Column Values are of the Same thing.
Columns is undistinguished.
Sequence of Rows is Insignificant.
Each Column has a common Name.
Object-Oriented Model: In this Model we have to discuss the functionality of the object
oriented Programming .It takes more than storage of programming language objects. Object
DBMS's increase the semantics of the C++ and Java .It provides full-featured database
programming capability, while containing native language compatibility. It adds the database
functionality to object programming languages.This approach is the analogical of the
application and database development into a constant data model and language environment.
Applications require less code, use more natural data modeling, and code bases are easier to
maintain. Object developers can write complete database applications with a decent amount of
additional effort.
The object-oriented database derivation is the integrity of object-oriented programming
language systems and consistent systems. The power of the object-oriented databases comes
from the cyclical treatment of both consistent data, as found in databases, and transient data,
as found in executing programs.
Object-oriented databases use small, recyclable separated of software called objects. The
objects themselves are stored in the object-oriented database. Each object contains of two
elements:
1. Piece of data (e.g., sound, video, text, or graphics).
2. Instructions, or software programs called methods, for what to do with the data.
Disadvantage of Object-oriented databases
1. Object-oriented databases have these disadvantages.
2. Object-oriented database are more expensive to develop.
3. In the Most organizations are unwilling to abandon and convert from those databases.
They have already invested money in developing and implementing.
The benefits to object-oriented databases are compelling. The ability to mix and match reusable
objects provides incredible multimedia capability.
6.5. Hierarchy of Data
Data are the principal resources of an organization. Data stored in computer systems form a
hierarchy extending from a single bit to a database, the major record-keeping entity of a firm.
Each higher rung of this hierarchy is organized from the components below it.
Data are logically organized into:
1. Bits (characters)
2. Fields
3. Records
4. Files
5. Databases
Bit (Character) - a bit is the smallest unit of data representation (value of a bit may be a 0 or 1).
Eight bits make a byte which can represent a character or a special symbol in a character code.
Field - a field consists of a grouping of characters. A data field represents an attribute (a
characteristic or quality) of some entity (object, person, place, or event).

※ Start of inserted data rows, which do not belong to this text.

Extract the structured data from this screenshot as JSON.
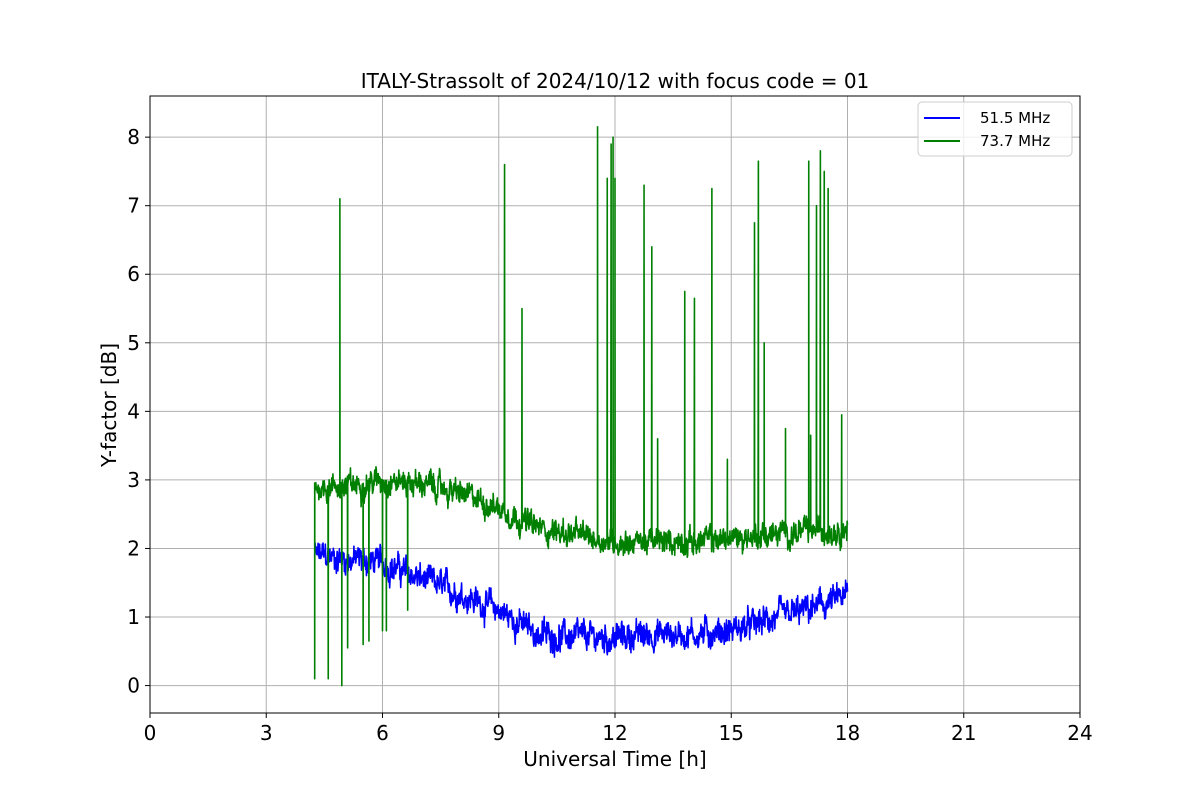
{
  "chart_data": {
    "type": "line",
    "title": "ITALY-Strassolt of 2024/10/12 with focus code = 01",
    "xlabel": "Universal Time [h]",
    "ylabel": "Y-factor [dB]",
    "xlim": [
      0,
      24
    ],
    "ylim": [
      -0.4,
      8.6
    ],
    "xticks": [
      0,
      3,
      6,
      9,
      12,
      15,
      18,
      21,
      24
    ],
    "yticks": [
      0,
      1,
      2,
      3,
      4,
      5,
      6,
      7,
      8
    ],
    "grid": true,
    "legend_position": "top-right",
    "series": [
      {
        "name": "51.5 MHz",
        "color": "#0000ff",
        "x_range": [
          4.25,
          18.0
        ],
        "trend": [
          [
            4.25,
            1.9
          ],
          [
            5.0,
            1.85
          ],
          [
            6.0,
            1.8
          ],
          [
            7.0,
            1.55
          ],
          [
            8.0,
            1.35
          ],
          [
            9.0,
            1.1
          ],
          [
            10.0,
            0.75
          ],
          [
            11.0,
            0.7
          ],
          [
            12.0,
            0.7
          ],
          [
            13.0,
            0.75
          ],
          [
            14.0,
            0.75
          ],
          [
            15.0,
            0.8
          ],
          [
            16.0,
            0.95
          ],
          [
            17.0,
            1.1
          ],
          [
            18.0,
            1.3
          ]
        ],
        "noise_amplitude": 0.28
      },
      {
        "name": "73.7 MHz",
        "color": "#008000",
        "x_range": [
          4.25,
          18.0
        ],
        "trend": [
          [
            4.25,
            2.9
          ],
          [
            5.0,
            2.9
          ],
          [
            6.0,
            3.0
          ],
          [
            7.0,
            2.95
          ],
          [
            8.0,
            2.8
          ],
          [
            9.0,
            2.6
          ],
          [
            10.0,
            2.3
          ],
          [
            11.0,
            2.2
          ],
          [
            12.0,
            2.1
          ],
          [
            13.0,
            2.1
          ],
          [
            14.0,
            2.1
          ],
          [
            15.0,
            2.15
          ],
          [
            16.0,
            2.2
          ],
          [
            17.0,
            2.25
          ],
          [
            18.0,
            2.3
          ]
        ],
        "noise_amplitude": 0.25,
        "spikes": [
          {
            "x": 4.9,
            "y": 7.1
          },
          {
            "x": 9.15,
            "y": 7.6
          },
          {
            "x": 9.6,
            "y": 5.5
          },
          {
            "x": 11.55,
            "y": 8.15
          },
          {
            "x": 11.8,
            "y": 7.4
          },
          {
            "x": 11.9,
            "y": 7.9
          },
          {
            "x": 11.95,
            "y": 8.0
          },
          {
            "x": 12.0,
            "y": 7.4
          },
          {
            "x": 12.75,
            "y": 7.3
          },
          {
            "x": 12.95,
            "y": 6.4
          },
          {
            "x": 13.1,
            "y": 3.6
          },
          {
            "x": 13.8,
            "y": 5.75
          },
          {
            "x": 14.05,
            "y": 5.65
          },
          {
            "x": 14.5,
            "y": 7.25
          },
          {
            "x": 14.9,
            "y": 3.3
          },
          {
            "x": 15.6,
            "y": 6.75
          },
          {
            "x": 15.7,
            "y": 7.65
          },
          {
            "x": 15.85,
            "y": 5.0
          },
          {
            "x": 16.4,
            "y": 3.75
          },
          {
            "x": 17.0,
            "y": 7.65
          },
          {
            "x": 17.05,
            "y": 3.65
          },
          {
            "x": 17.2,
            "y": 7.0
          },
          {
            "x": 17.3,
            "y": 7.8
          },
          {
            "x": 17.4,
            "y": 7.5
          },
          {
            "x": 17.5,
            "y": 7.25
          },
          {
            "x": 17.85,
            "y": 3.95
          }
        ],
        "dips": [
          {
            "x": 4.25,
            "y": 0.1
          },
          {
            "x": 4.6,
            "y": 0.1
          },
          {
            "x": 4.95,
            "y": 0.0
          },
          {
            "x": 5.1,
            "y": 0.55
          },
          {
            "x": 5.5,
            "y": 0.6
          },
          {
            "x": 5.65,
            "y": 0.65
          },
          {
            "x": 6.0,
            "y": 0.8
          },
          {
            "x": 6.1,
            "y": 0.8
          },
          {
            "x": 6.65,
            "y": 1.1
          }
        ]
      }
    ]
  }
}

Record - a record represents a collection of attributes that describe a real-world entity. A
record consists of fields, with each field describing an attribute of the entity.

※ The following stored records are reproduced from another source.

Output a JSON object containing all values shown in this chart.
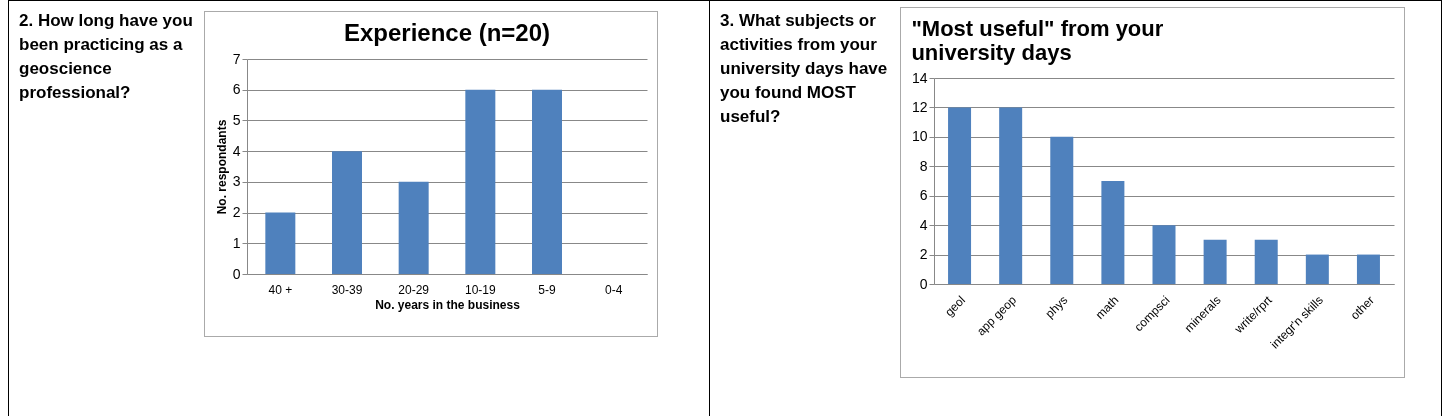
{
  "chart_data": [
    {
      "type": "bar",
      "title": "Experience (n=20)",
      "xlabel": "No. years in the business",
      "ylabel": "No. respondants",
      "annotations": [
        "2. How long have you been practicing as a geoscience professional?"
      ],
      "categories": [
        "40 +",
        "30-39",
        "20-29",
        "10-19",
        "5-9",
        "0-4"
      ],
      "values": [
        2,
        4,
        3,
        6,
        6,
        0
      ],
      "color": "#4f81bd",
      "ylim": [
        0,
        7
      ],
      "yticks": [
        0,
        1,
        2,
        3,
        4,
        5,
        6,
        7
      ],
      "grid": "y"
    },
    {
      "type": "bar",
      "title": [
        "\"Most useful\" from your",
        "university days"
      ],
      "annotations": [
        "3. What subjects or activities from your university days have you found MOST useful?"
      ],
      "categories": [
        "geol",
        "app geop",
        "phys",
        "math",
        "compsci",
        "minerals",
        "write/rprt",
        "integr'n skills",
        "other"
      ],
      "values": [
        12,
        12,
        10,
        7,
        4,
        3,
        3,
        2,
        2
      ],
      "color": "#4f81bd",
      "ylim": [
        0,
        14
      ],
      "yticks": [
        0,
        2,
        4,
        6,
        8,
        10,
        12,
        14
      ],
      "grid": "y"
    }
  ]
}
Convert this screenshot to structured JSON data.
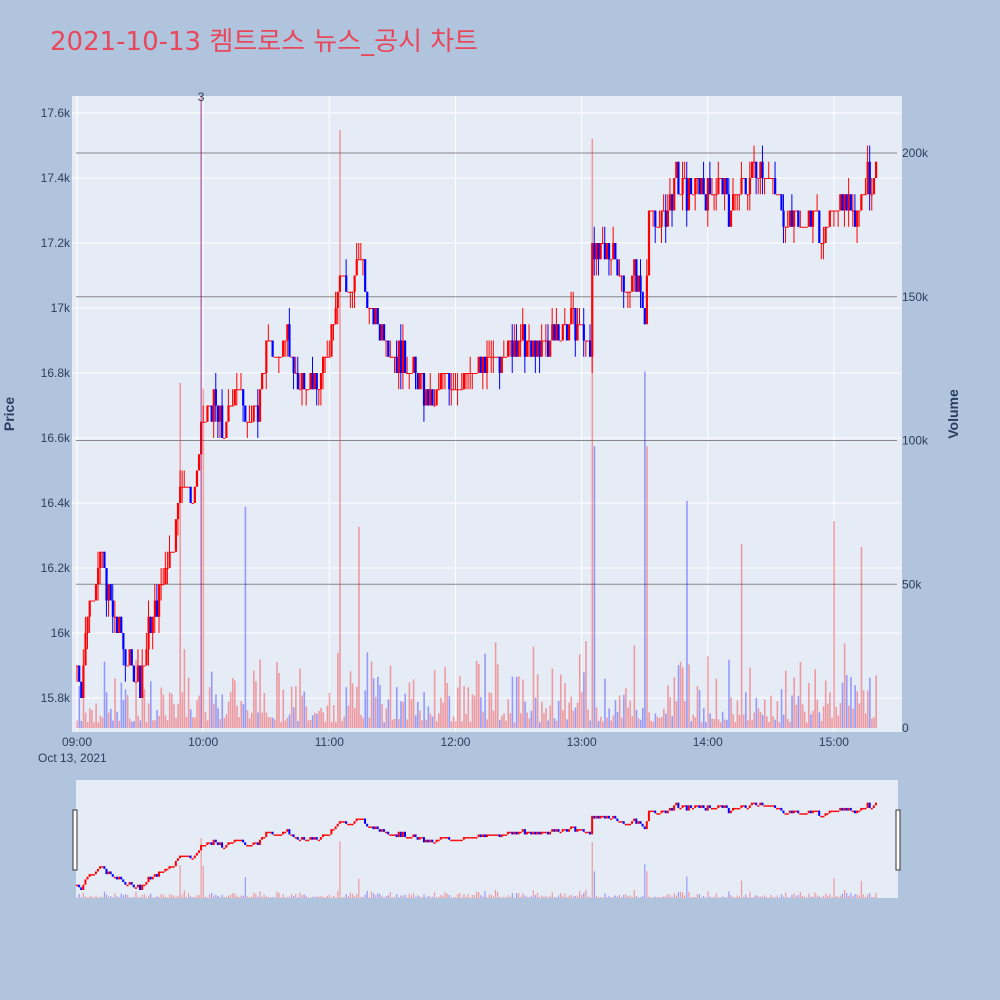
{
  "page": {
    "background": "#b0c4de",
    "plot_background": "#e5ecf6",
    "up_color": "#ff0000",
    "down_color": "#0000ff"
  },
  "chart_data": {
    "type": "candlestick",
    "title": "2021-10-13 켐트로스 뉴스_공시 차트",
    "ylabel": "Price",
    "y2label": "Volume",
    "date_label": "Oct 13, 2021",
    "ylim": [
      15700,
      17700
    ],
    "y2lim": [
      0,
      210000
    ],
    "xlim": [
      "09:00",
      "15:30"
    ],
    "price_ticks": [
      "15.8k",
      "16k",
      "16.2k",
      "16.4k",
      "16.6k",
      "16.8k",
      "17k",
      "17.2k",
      "17.4k",
      "17.6k"
    ],
    "volume_ticks": [
      "0",
      "50k",
      "100k",
      "150k",
      "200k"
    ],
    "time_ticks": [
      "09:00",
      "10:00",
      "11:00",
      "12:00",
      "13:00",
      "14:00",
      "15:00"
    ],
    "annotations": [
      {
        "time": "09:59",
        "text": "3"
      }
    ],
    "volume_spikes": [
      {
        "time": "09:59",
        "volume": 220000
      },
      {
        "time": "10:00",
        "volume": 118000
      },
      {
        "time": "09:49",
        "volume": 120000
      },
      {
        "time": "10:20",
        "volume": 77000
      },
      {
        "time": "11:05",
        "volume": 208000
      },
      {
        "time": "11:14",
        "volume": 70000
      },
      {
        "time": "13:05",
        "volume": 205000
      },
      {
        "time": "13:06",
        "volume": 98000
      },
      {
        "time": "13:30",
        "volume": 124000
      },
      {
        "time": "13:31",
        "volume": 98000
      },
      {
        "time": "13:50",
        "volume": 79000
      },
      {
        "time": "14:16",
        "volume": 64000
      },
      {
        "time": "15:00",
        "volume": 72000
      },
      {
        "time": "15:13",
        "volume": 63000
      }
    ],
    "price_path": [
      [
        "09:00",
        15900
      ],
      [
        "09:02",
        15850
      ],
      [
        "09:05",
        16050
      ],
      [
        "09:08",
        16150
      ],
      [
        "09:12",
        16250
      ],
      [
        "09:15",
        16100
      ],
      [
        "09:20",
        16000
      ],
      [
        "09:25",
        15900
      ],
      [
        "09:30",
        15850
      ],
      [
        "09:34",
        16000
      ],
      [
        "09:38",
        16100
      ],
      [
        "09:42",
        16200
      ],
      [
        "09:46",
        16300
      ],
      [
        "09:50",
        16500
      ],
      [
        "09:55",
        16400
      ],
      [
        "10:00",
        16650
      ],
      [
        "10:05",
        16700
      ],
      [
        "10:10",
        16600
      ],
      [
        "10:15",
        16750
      ],
      [
        "10:20",
        16700
      ],
      [
        "10:25",
        16650
      ],
      [
        "10:30",
        16900
      ],
      [
        "10:35",
        16850
      ],
      [
        "10:40",
        16900
      ],
      [
        "10:45",
        16750
      ],
      [
        "10:50",
        16800
      ],
      [
        "10:55",
        16750
      ],
      [
        "11:00",
        16900
      ],
      [
        "11:05",
        17100
      ],
      [
        "11:10",
        17050
      ],
      [
        "11:15",
        17150
      ],
      [
        "11:20",
        16950
      ],
      [
        "11:25",
        16950
      ],
      [
        "11:30",
        16850
      ],
      [
        "11:35",
        16850
      ],
      [
        "11:40",
        16800
      ],
      [
        "11:45",
        16750
      ],
      [
        "11:50",
        16700
      ],
      [
        "11:55",
        16800
      ],
      [
        "12:00",
        16750
      ],
      [
        "12:10",
        16800
      ],
      [
        "12:20",
        16850
      ],
      [
        "12:30",
        16900
      ],
      [
        "12:40",
        16850
      ],
      [
        "12:50",
        16950
      ],
      [
        "13:00",
        16950
      ],
      [
        "13:04",
        16850
      ],
      [
        "13:05",
        17200
      ],
      [
        "13:10",
        17150
      ],
      [
        "13:15",
        17200
      ],
      [
        "13:20",
        17050
      ],
      [
        "13:25",
        17100
      ],
      [
        "13:30",
        17000
      ],
      [
        "13:32",
        17300
      ],
      [
        "13:36",
        17250
      ],
      [
        "13:40",
        17300
      ],
      [
        "13:45",
        17400
      ],
      [
        "13:50",
        17350
      ],
      [
        "13:55",
        17400
      ],
      [
        "14:00",
        17350
      ],
      [
        "14:05",
        17400
      ],
      [
        "14:10",
        17300
      ],
      [
        "14:15",
        17350
      ],
      [
        "14:20",
        17400
      ],
      [
        "14:25",
        17450
      ],
      [
        "14:30",
        17400
      ],
      [
        "14:35",
        17300
      ],
      [
        "14:40",
        17300
      ],
      [
        "14:45",
        17250
      ],
      [
        "14:50",
        17300
      ],
      [
        "14:55",
        17200
      ],
      [
        "15:00",
        17300
      ],
      [
        "15:05",
        17350
      ],
      [
        "15:10",
        17300
      ],
      [
        "15:15",
        17400
      ],
      [
        "15:20",
        17400
      ]
    ]
  }
}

File - a group of related records. Files are frequently classified by the application for which they
are primarily used (employee file). A primary key in a file is the field (or fields) whose value
identifies a record among others in a data file.
Database - is an integrated collection of logically related records or files. A database
consolidates records previously stored in separate files into a common pool of data records that
provides data for many applications. The data is managed by systems software called database
management systems (DBMS). The data stored in a database is independent of the application
programs using it and of the types of secondary storage devices on which it is stored.
Summary:
A database management system (DBMS) is a computer application program designed for the
efficient and effective storage, access and update of large volumes of information. This course
will look at such systems from two perspectives:
• A user-centered perspective focusing on how a DBMS is used to support a data intensive
application. This perspective includes a look at the common data models, query languages and
design techniques.
• A system implementation perspective focusing on the policies, algorithms and data structures
used to design and implement a DBMS.